Investing takes time and effort. And while many can boast of making an overnight fortune, investment gurus like Warren Buffett will emphasize the importance of understanding and following three golden rules for investing.
Whether you want to make a living from your investment or create a reserve for your retirement, the rules are the same: understand the power of compounding, diversify your investments, and stay calm.
1. Golden rules of investing: harness the power of compounding
Compounding is an incredibly powerful investment force.
Simply put, it is the process by which the returns on an investment continue to generate returns themselves. The most common example is with a simple savings account that earns interest.
If you invest $100 at 3%, at the end of the first year, you will earn $3. However, going into the second year, you are now making that 3% on $103. Hence, at the end of the second year, you will get $3.09 more.
This may not sound so exciting. 9¢ is not going to buy you anything. Even $3.09 won’t get you very far.
However, there are two other factors to consider: scale and time.
The first is obvious, the more you have, the higher the return, 3% of $100,000 is more than 3% of $100. Time, however, is where people often do not appreciate the power of compounding. If you put $100 in a savings account at 35 and forgot until you retired at 65, it would be $242.
So, better returns will result in a more powerful effect.
Using a practical example, the average 35-year-old will have $38,500 in their 401K, and according to Goldman Sachs, the average stock market return over the past 140 years is 9.2%.
So in the first year, the now 36-year-old will have made $3,542. And the amounts increased rapidly. By year ten, the return will have more than doubled to $7,821.
In year twenty, your investment will earn more than $18,857. By the time you retire thirty years later at 65, your 401k will be worth fourteen times your initial investment, $539,684, and you will earn $45,468 a year.
Perhaps the best story on the power of compounding is from Benjamin Franklin. Leaving £2,000 (about $4,000) in his will for Boston and Philadelphia, he stipulated that they will be invested for 200 years after his death.
Both cities adopted different investment strategies, but when the funds became available, the total had risen to $6.5 million.
2. Investment golden rules: diversify your portfolio
It is tempting, when looking for profitability, to focus on investments that appear more profitable.
However, in that case, it also means that one needs to consolidate risk in those investments. And, as everyone knows, the stock market can go up and down and sometimes crash.
An undiversified fund is at risk. A fall could push the value of an investment back for years as it slowly recovers. In extreme cases, the drop can be so great that recovery is impossible and can even wipe out the value entirely.
An example is General Motors. It went, in just a few years, from being a reliable stock, paying a healthy dividend, to being useless when the company went bankrupt.

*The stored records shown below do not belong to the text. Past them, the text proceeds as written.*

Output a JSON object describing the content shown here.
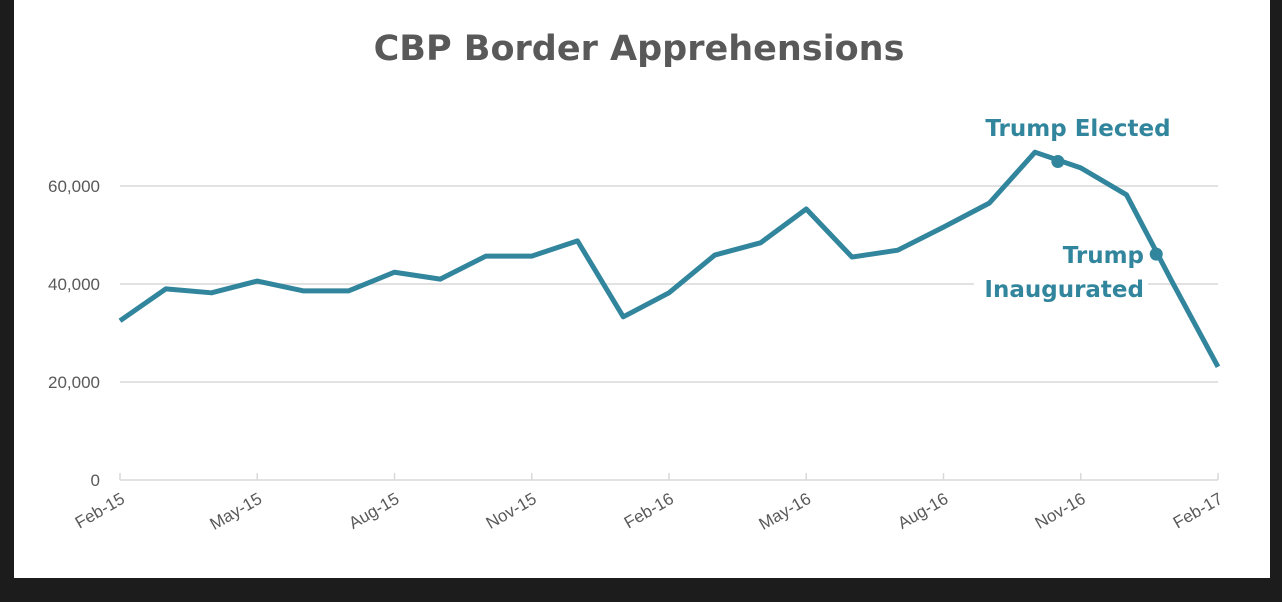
{
  "chart_data": {
    "type": "line",
    "title": "CBP Border Apprehensions",
    "xlabel": "",
    "ylabel": "",
    "ylim": [
      0,
      70000
    ],
    "yticks": [
      0,
      20000,
      40000,
      60000
    ],
    "ytick_labels": [
      "0",
      "20,000",
      "40,000",
      "60,000"
    ],
    "grid": true,
    "legend": "none",
    "x": [
      "Feb-15",
      "Mar-15",
      "Apr-15",
      "May-15",
      "Jun-15",
      "Jul-15",
      "Aug-15",
      "Sep-15",
      "Oct-15",
      "Nov-15",
      "Dec-15",
      "Jan-16",
      "Feb-16",
      "Mar-16",
      "Apr-16",
      "May-16",
      "Jun-16",
      "Jul-16",
      "Aug-16",
      "Sep-16",
      "Oct-16",
      "Nov-16",
      "Dec-16",
      "Jan-17",
      "Feb-17"
    ],
    "xtick_labels": [
      "Feb-15",
      "May-15",
      "Aug-15",
      "Nov-15",
      "Feb-16",
      "May-16",
      "Aug-16",
      "Nov-16",
      "Feb-17"
    ],
    "series": [
      {
        "values": [
          32500,
          39000,
          38200,
          40600,
          38600,
          38600,
          42400,
          41000,
          45700,
          45700,
          48800,
          33300,
          38200,
          45900,
          48400,
          55300,
          45500,
          46900,
          51600,
          56500,
          66900,
          63700,
          58200,
          40400,
          23100
        ]
      }
    ],
    "annotations": [
      {
        "text": "Trump Elected",
        "month_index": 20.5,
        "value": 65000
      },
      {
        "text_lines": [
          "Trump",
          "Inaugurated"
        ],
        "month_index": 22.65,
        "value": 46100
      }
    ],
    "colors": {
      "line": "#31859c",
      "grid": "#d9d9d9",
      "text": "#595959"
    }
  }
}
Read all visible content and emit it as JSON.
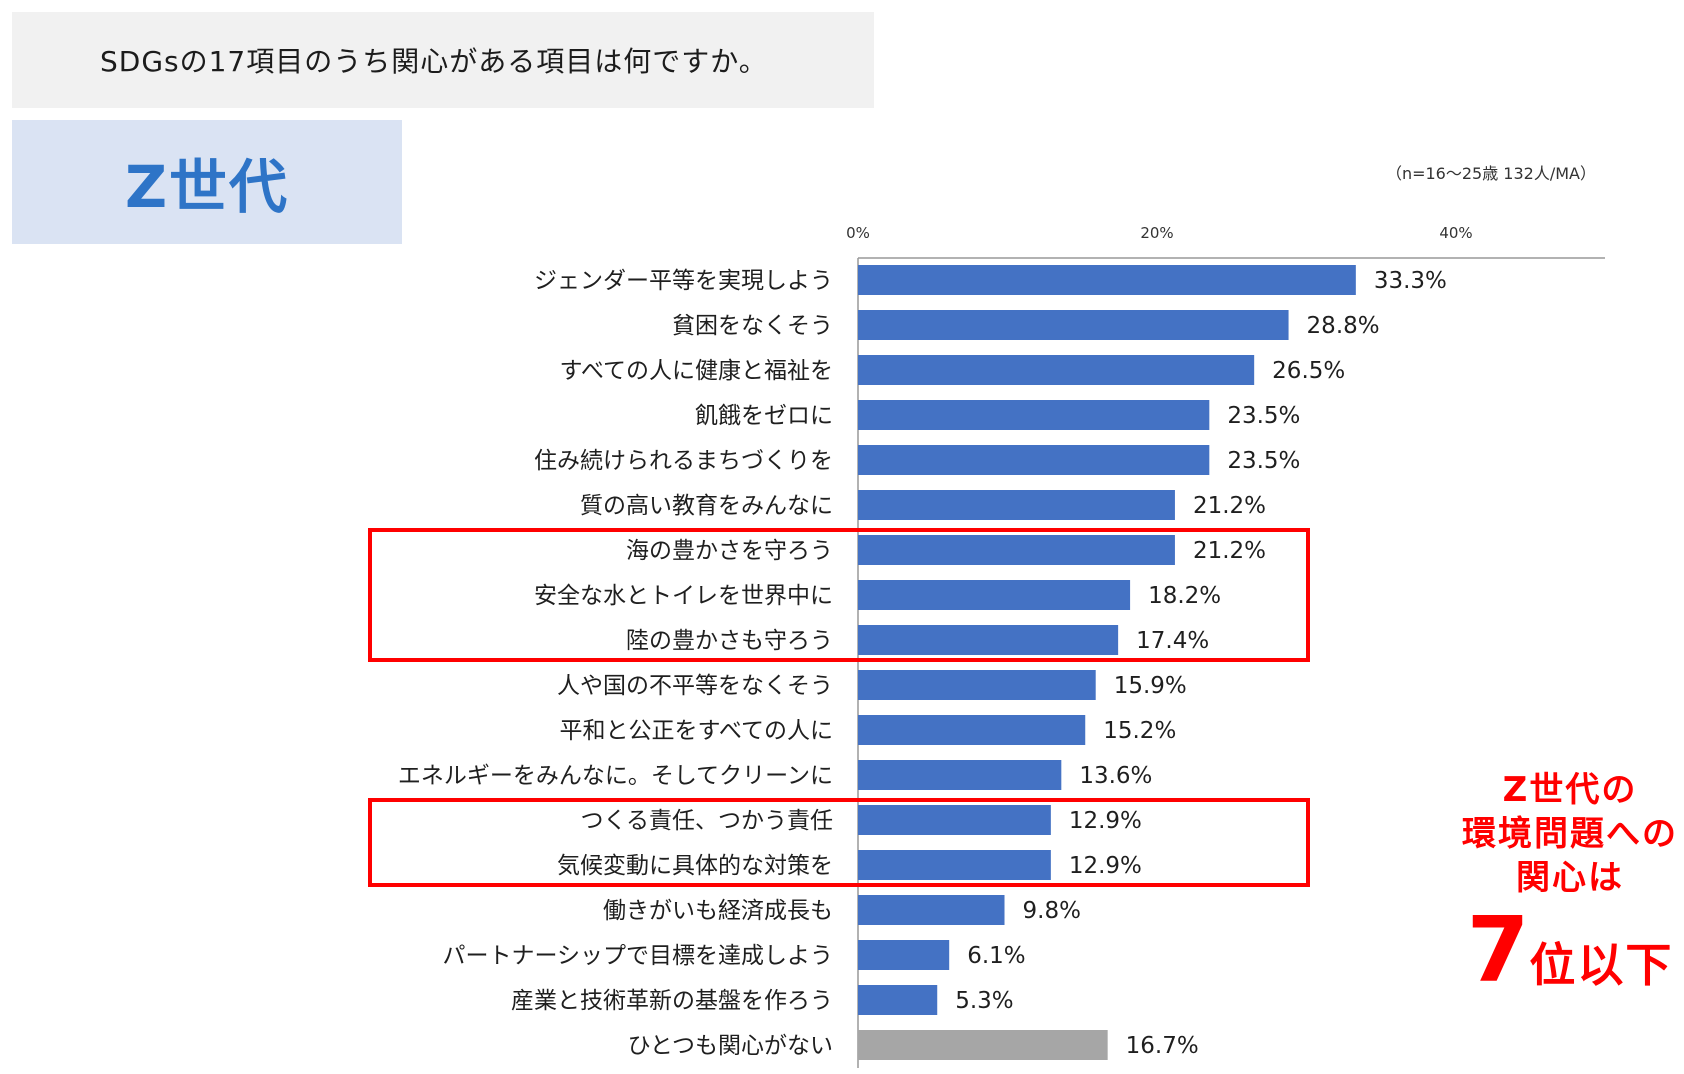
{
  "header": {
    "question": "SDGsの17項目のうち関心がある項目は何ですか。",
    "segment_label": "Z世代",
    "sample_note": "（n=16～25歳 132人/MA）"
  },
  "callout": {
    "line1": "Z世代の",
    "line2": "環境問題への",
    "line3": "関心は",
    "rank_number": "7",
    "rank_suffix": "位以下"
  },
  "colors": {
    "bar": "#4472c4",
    "bar_none": "#a6a6a6",
    "highlight": "#ff0000",
    "segment_bg": "#dae3f3",
    "segment_text": "#2e74c7"
  },
  "chart_data": {
    "type": "bar",
    "orientation": "horizontal",
    "xlim": [
      0,
      50
    ],
    "ticks": [
      {
        "value": 0,
        "label": "0%"
      },
      {
        "value": 20,
        "label": "20%"
      },
      {
        "value": 40,
        "label": "40%"
      }
    ],
    "categories": [
      "ジェンダー平等を実現しよう",
      "貧困をなくそう",
      "すべての人に健康と福祉を",
      "飢餓をゼロに",
      "住み続けられるまちづくりを",
      "質の高い教育をみんなに",
      "海の豊かさを守ろう",
      "安全な水とトイレを世界中に",
      "陸の豊かさも守ろう",
      "人や国の不平等をなくそう",
      "平和と公正をすべての人に",
      "エネルギーをみんなに。そしてクリーンに",
      "つくる責任、つかう責任",
      "気候変動に具体的な対策を",
      "働きがいも経済成長も",
      "パートナーシップで目標を達成しよう",
      "産業と技術革新の基盤を作ろう",
      "ひとつも関心がない"
    ],
    "values": [
      33.3,
      28.8,
      26.5,
      23.5,
      23.5,
      21.2,
      21.2,
      18.2,
      17.4,
      15.9,
      15.2,
      13.6,
      12.9,
      12.9,
      9.8,
      6.1,
      5.3,
      16.7
    ],
    "labels": [
      "33.3%",
      "28.8%",
      "26.5%",
      "23.5%",
      "23.5%",
      "21.2%",
      "21.2%",
      "18.2%",
      "17.4%",
      "15.9%",
      "15.2%",
      "13.6%",
      "12.9%",
      "12.9%",
      "9.8%",
      "6.1%",
      "5.3%",
      "16.7%"
    ],
    "gray_categories": [
      "ひとつも関心がない"
    ],
    "highlight_groups": [
      [
        "海の豊かさを守ろう",
        "安全な水とトイレを世界中に",
        "陸の豊かさも守ろう"
      ],
      [
        "つくる責任、つかう責任",
        "気候変動に具体的な対策を"
      ]
    ]
  }
}
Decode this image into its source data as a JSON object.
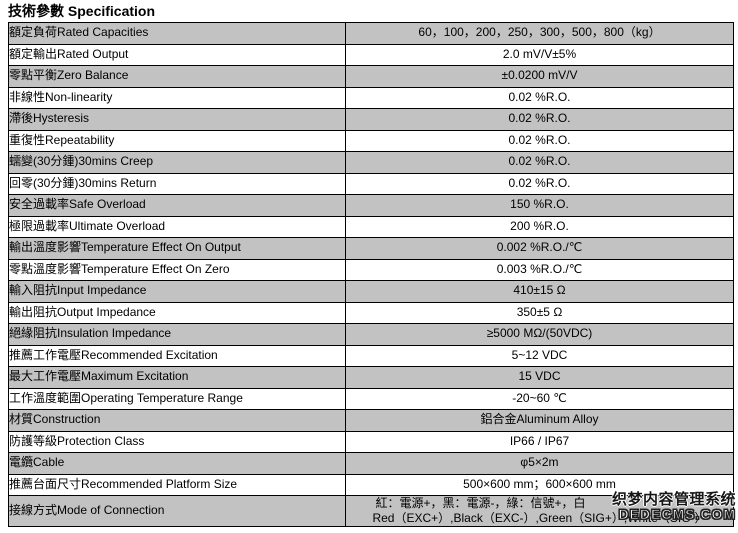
{
  "page": {
    "title": "技術參數 Specification"
  },
  "colors": {
    "shaded_row": "#c2c2c2",
    "border": "#000000",
    "background": "#ffffff"
  },
  "table": {
    "rows": [
      {
        "label": "額定負荷Rated Capacities",
        "value": "60，100，200，250，300，500，800（kg）"
      },
      {
        "label": "額定輸出Rated Output",
        "value": "2.0 mV/V±5%"
      },
      {
        "label": "零點平衡Zero Balance",
        "value": "±0.0200 mV/V"
      },
      {
        "label": "非線性Non-linearity",
        "value": "0.02 %R.O."
      },
      {
        "label": "滯後Hysteresis",
        "value": "0.02 %R.O."
      },
      {
        "label": "重復性Repeatability",
        "value": "0.02 %R.O."
      },
      {
        "label": "蠕變(30分鍾)30mins Creep",
        "value": "0.02 %R.O."
      },
      {
        "label": "回零(30分鍾)30mins Return",
        "value": "0.02 %R.O."
      },
      {
        "label": "安全過載率Safe Overload",
        "value": "150 %R.O."
      },
      {
        "label": "極限過載率Ultimate Overload",
        "value": "200 %R.O."
      },
      {
        "label": "輸出溫度影響Temperature Effect On Output",
        "value": "0.002 %R.O./℃"
      },
      {
        "label": "零點溫度影響Temperature Effect On Zero",
        "value": "0.003 %R.O./℃"
      },
      {
        "label": "輸入阻抗Input Impedance",
        "value": "410±15 Ω"
      },
      {
        "label": "輸出阻抗Output Impedance",
        "value": "350±5 Ω"
      },
      {
        "label": "絕緣阻抗Insulation Impedance",
        "value": "≥5000 MΩ/(50VDC)"
      },
      {
        "label": "推薦工作電壓Recommended Excitation",
        "value": "5~12 VDC"
      },
      {
        "label": "最大工作電壓Maximum Excitation",
        "value": "15 VDC"
      },
      {
        "label": "工作溫度範圍Operating Temperature Range",
        "value": "-20~60 ℃"
      },
      {
        "label": "材質Construction",
        "value": "鋁合金Aluminum Alloy"
      },
      {
        "label": "防護等級Protection Class",
        "value": "IP66 / IP67"
      },
      {
        "label": "電纜Cable",
        "value": "φ5×2m"
      },
      {
        "label": "推薦台面尺寸Recommended Platform Size",
        "value": "500×600 mm；600×600 mm"
      },
      {
        "label": "接線方式Mode of Connection",
        "value_lines": [
          "紅：電源+，黑：電源-，綠：信號+，白",
          "Red（EXC+）,Black（EXC-）,Green（SIG+）,White（SIG-）"
        ]
      }
    ]
  },
  "watermark": {
    "line1": "织梦内容管理系统",
    "line2": "DEDECMS.COM"
  }
}
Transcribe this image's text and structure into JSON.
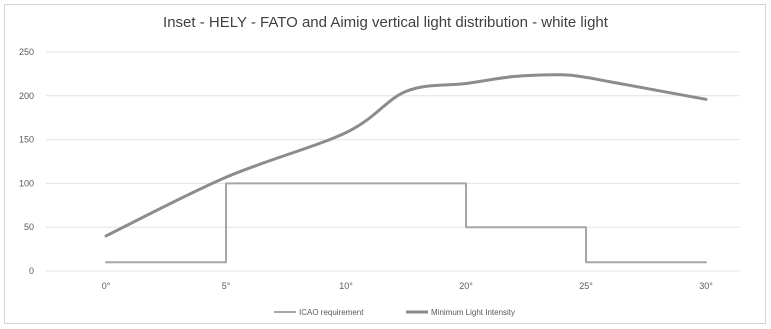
{
  "chart_data": {
    "type": "line",
    "title": "Inset - HELY - FATO and Aimig vertical light distribution - white light",
    "xlabel": "",
    "ylabel": "",
    "x_ticks": [
      "0°",
      "5°",
      "10°",
      "20°",
      "25°",
      "30°"
    ],
    "y_ticks": [
      "0",
      "50",
      "100",
      "150",
      "200",
      "250"
    ],
    "ylim": [
      0,
      250
    ],
    "grid": "horizontal",
    "legend_position": "bottom",
    "series": [
      {
        "name": "ICAO requirement",
        "color": "#a6a6a6",
        "style": "step",
        "x": [
          0,
          5,
          5,
          20,
          20,
          25,
          25,
          30
        ],
        "y": [
          10,
          10,
          100,
          100,
          50,
          50,
          10,
          10
        ]
      },
      {
        "name": "Minimum Light Intensity",
        "color": "#8c8c8c",
        "style": "smooth",
        "x": [
          0,
          5,
          10,
          15,
          20,
          22,
          24,
          25,
          26,
          28,
          30
        ],
        "y": [
          40,
          107,
          158,
          205,
          214,
          222,
          224,
          221,
          216,
          206,
          196
        ]
      }
    ]
  }
}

Although these situations are relatively rare, they are not unheard of. An investor who had not diversified his investment would have seen its value disappear.
Diversification isn’t just about individual stocks, either. It’s worth making sure to diversify in multiple ways. Just as individual companies can collapse, so can industrial sectors. And even then, entire markets occasionally crash.
The financial crisis of 2008 and the Covid-19 pandemic caused markets to lose significant value. While that value returned, it took time. Having a diverse portfolio will help mitigate the losses in bad times no matter it includes luxury commodities, property, or even your savings account.
3. Investment golden rules: keep calm
‘Keep Calm and Carry On’ has become a cliche, but the advice is still good. The market, and with it the value of your investment, is in constant motion. And most of the time it’s best not to look at it!
The daily movements of your actions can be interesting to observe, but the responses it generates in most people are not that helpful.
The fight or flight response may be good when in danger, but not when a stock moves a few pennies. Instead, you need to focus on the trend and avoid panic decisions like ditching a downside stock or jumping on a high.
One of the problems with reacting like this is that you are almost always going to be late. The move will have already occurred, so you end up buying high or selling low, the opposite of what you want. And, in general, playing a longer game has benefits; most of the people who saw money lost in their wallets in the 2020 pandemic will have already more than recovered those losses.
A good piece of advice for most investors is to refrain from checking the value of their investment constantly.
If you are thinking of investing in property, then you should check your property’s future value with a house price calculator. This will help them avoid the temptation to act on short-term changes.
If you want to play the markets, then having a small fund to play with that you can afford to lose and can resist the urge to reload is a good technique and could lead to a good profit.
Uniting the golden rules of investing
Patience is, perhaps, the basis of the three golden rules.
Compounding is powerful, but it takes time to develop that power. Staying calm often means that you should wait for market movements and instead rely on longer-term trends.
And even diversification is based on this patience. When you review your portfolio, some parts will perform better than others, but while in hindsight you may have been able to make more money, more quickly, you have effectively exercised patience in exchange for greater financial security.
The golden rules work, which is why investor after investor will repeat them. Because they know investing takes time, but when you put in that time, you reap the rewards.